Чувствуя, что тошнота подступает к горлу, я вежливо нахамила и гордо ушла. Эх, молодость! – сейчас бы в морду дала.

Остановка на противоположной стороне улицы находилась у ворот на городское кладбище. Чуть раньше по пути следования серели многочисленные корпуса ЦГБ, у которых остановился мой желтый «Икарус». Я улыбнулась, представляя, как сейчас скучным голосом водитель автобуса привычно объявит в микрофон:
- Центральная городская больница. Следующая остановка – кладбище.
Кладбище на Ворошиловском такое старое, что туда давно уже не ходят даже родственники умерших. Наверное, их и самих уже нет в живых. Могилы поросли непроходимым кустарником, кругом дубы, тополя и акации. Только по аллее - до ворот на противоположном конце - торопливо вышагивают редкие прохожие, очень уж далеко обходить стадион и бассейн, когда спешишь на работу.

Почему-то на городских кладбищах всегда много заброшенных могил. В деревне не так. Там люди и за соседними могилами ухаживают, когда на кладбище ходят, если видят запущенную. И на Пасху обязательно к столу подносят. Леденцы, яйца крашенные, сдоба ароматная. Много же всего, не жалко.

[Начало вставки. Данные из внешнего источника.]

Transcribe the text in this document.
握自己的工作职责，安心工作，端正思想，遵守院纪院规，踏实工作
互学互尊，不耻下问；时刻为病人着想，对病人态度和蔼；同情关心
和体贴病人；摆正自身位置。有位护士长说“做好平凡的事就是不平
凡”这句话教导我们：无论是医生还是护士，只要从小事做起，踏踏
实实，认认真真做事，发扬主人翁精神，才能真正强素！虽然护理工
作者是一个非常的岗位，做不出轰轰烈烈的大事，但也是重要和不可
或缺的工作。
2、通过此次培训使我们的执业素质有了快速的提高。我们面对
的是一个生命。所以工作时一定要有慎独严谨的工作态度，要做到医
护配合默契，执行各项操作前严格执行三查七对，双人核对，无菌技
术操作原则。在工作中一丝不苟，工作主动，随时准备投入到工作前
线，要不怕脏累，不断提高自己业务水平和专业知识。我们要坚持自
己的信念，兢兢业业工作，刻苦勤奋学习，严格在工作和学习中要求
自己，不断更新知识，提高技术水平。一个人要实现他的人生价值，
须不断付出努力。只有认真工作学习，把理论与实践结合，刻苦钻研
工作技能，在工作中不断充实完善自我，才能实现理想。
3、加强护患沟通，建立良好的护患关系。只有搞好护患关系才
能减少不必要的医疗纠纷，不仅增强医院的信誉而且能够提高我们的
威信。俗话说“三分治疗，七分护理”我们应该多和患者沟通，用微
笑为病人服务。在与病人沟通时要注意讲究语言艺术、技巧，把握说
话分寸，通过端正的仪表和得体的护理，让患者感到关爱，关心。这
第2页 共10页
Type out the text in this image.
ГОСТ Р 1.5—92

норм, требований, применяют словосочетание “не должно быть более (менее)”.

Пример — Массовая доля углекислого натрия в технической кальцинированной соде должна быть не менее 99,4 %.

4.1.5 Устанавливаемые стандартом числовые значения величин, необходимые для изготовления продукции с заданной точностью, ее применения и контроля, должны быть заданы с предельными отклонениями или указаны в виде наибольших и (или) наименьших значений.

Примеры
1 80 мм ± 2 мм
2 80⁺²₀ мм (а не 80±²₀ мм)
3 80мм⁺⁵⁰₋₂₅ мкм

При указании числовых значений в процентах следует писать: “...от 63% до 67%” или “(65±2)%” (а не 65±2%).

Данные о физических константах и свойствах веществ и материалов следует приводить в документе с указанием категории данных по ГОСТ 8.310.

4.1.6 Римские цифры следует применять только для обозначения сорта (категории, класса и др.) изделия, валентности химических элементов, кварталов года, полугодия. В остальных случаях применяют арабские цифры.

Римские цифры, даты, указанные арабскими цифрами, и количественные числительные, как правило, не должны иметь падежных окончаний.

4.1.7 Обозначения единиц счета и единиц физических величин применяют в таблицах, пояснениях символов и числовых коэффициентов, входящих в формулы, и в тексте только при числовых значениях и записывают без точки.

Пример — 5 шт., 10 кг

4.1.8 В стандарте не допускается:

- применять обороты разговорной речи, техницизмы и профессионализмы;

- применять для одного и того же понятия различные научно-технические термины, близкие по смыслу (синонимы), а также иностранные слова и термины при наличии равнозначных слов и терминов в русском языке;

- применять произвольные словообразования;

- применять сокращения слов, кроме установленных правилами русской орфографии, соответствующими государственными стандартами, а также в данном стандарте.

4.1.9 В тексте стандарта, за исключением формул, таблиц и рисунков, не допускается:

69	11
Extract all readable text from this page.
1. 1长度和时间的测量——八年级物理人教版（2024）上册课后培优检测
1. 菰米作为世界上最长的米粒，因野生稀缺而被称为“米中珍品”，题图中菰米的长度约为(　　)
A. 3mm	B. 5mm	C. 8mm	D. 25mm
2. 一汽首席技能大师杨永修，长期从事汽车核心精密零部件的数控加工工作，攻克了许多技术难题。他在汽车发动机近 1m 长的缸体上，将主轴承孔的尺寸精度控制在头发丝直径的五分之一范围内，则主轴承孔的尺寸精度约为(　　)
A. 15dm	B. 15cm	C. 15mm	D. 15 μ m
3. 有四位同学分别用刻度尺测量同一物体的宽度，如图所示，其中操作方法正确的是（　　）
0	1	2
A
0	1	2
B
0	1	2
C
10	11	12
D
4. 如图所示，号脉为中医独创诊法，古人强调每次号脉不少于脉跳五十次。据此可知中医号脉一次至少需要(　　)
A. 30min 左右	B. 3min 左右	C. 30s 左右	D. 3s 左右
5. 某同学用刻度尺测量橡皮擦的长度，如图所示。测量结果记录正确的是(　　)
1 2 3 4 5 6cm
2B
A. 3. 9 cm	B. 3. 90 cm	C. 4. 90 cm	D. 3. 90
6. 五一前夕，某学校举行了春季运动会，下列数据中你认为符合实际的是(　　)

Только я не понимаю, зачем люди мертвых хоронят? Это же отвратительно – лежать в гробу и медленно разлагаться. Никогда на это не соглашусь. Пусть меня сожгут и развеют мой прах над морем. И чтобы музыка играла и все плясали и веселились. И чтоб никто не плакал. Потому что меня придумали. Потому что я всего лишь - девочка на подоконнике... в чужом подъезде... перед запертой дверью.
Потому, что сейчас весна и очень хочется жить, а на кладбище страшно и одиноко. И в гробу я видала этого полуграмотного орангутанга! Да с чего ему вообще взбрело в голову, что приличная еврейская девушка только и думает, как бы доставить в этой жизни сексуальное удовольствие плохо пахнущему примату? – не в обиду животному будет сказано.
А может быть, я, все таки, еврейка? С чего бы это меня так зацепило?